Walsh emphasises that the UK “is right to challenge the tax’s legality”.

“The ECJ is not saying the UK’s challenge is wrong, only that it is premature because the details of the tax are not yet clear. By challenging the FTT’s legality now, the UK government has protected its right to make a more detailed challenge later, once the full proposal is available”.

Furthermore, in May, Osborne announced the UK is to launch a fresh legal challenge after 10 EU countries reached preliminary agreement to introduce the FTT. Speaking at the Ecofin press conference of EU finance ministers in Brussels, Osborne said the UK would consider further action if the tax affected the UK economy.

“If European nations want to proceed with an FTT that only has an impact in their economy then that is their business,” Osborne said.

The countries agreeing to introduce a financial transactions tax include Austria, Belgium, Estonia, France, Germany, Greece, Italy, Portugal, Slovakia and Spain.

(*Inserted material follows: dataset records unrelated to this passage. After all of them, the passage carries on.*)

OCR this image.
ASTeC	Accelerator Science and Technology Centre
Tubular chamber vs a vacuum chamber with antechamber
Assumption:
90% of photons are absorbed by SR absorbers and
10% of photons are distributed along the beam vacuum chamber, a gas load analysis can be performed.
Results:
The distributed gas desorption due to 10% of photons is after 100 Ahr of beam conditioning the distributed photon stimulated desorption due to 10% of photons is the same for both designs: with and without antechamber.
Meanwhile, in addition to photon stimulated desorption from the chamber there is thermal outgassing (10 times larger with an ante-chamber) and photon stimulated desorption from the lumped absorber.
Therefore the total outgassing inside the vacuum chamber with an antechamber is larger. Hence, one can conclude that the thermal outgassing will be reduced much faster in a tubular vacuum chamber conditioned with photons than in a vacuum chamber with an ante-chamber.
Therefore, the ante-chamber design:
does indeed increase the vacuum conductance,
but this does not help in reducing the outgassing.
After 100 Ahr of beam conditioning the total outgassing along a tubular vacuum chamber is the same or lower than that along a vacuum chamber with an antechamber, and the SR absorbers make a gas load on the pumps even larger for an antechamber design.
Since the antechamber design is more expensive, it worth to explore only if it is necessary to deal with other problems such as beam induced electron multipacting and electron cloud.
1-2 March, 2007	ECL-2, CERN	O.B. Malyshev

European Commissioner for taxation and customs union Algirdas Šemeta responded to Osborne stating that “the Court of Justice laid to rest any speculation over enhanced cooperation on the FTT and legally it is 100 per cent sound”.

The UK government has pulled out all the stops recently to encourage pension saving, particularly through the auto-enrolment process, and industry figures have argued that the introduction of an FTT could prove to be a real dampener to this significant progress. The exact cost of an FTT is unknown, and as Walsh concludes, “it is all very well exempting pension schemes but if the asset managers who work for them are not exempted as well, then there is not really much point to such an exemption”.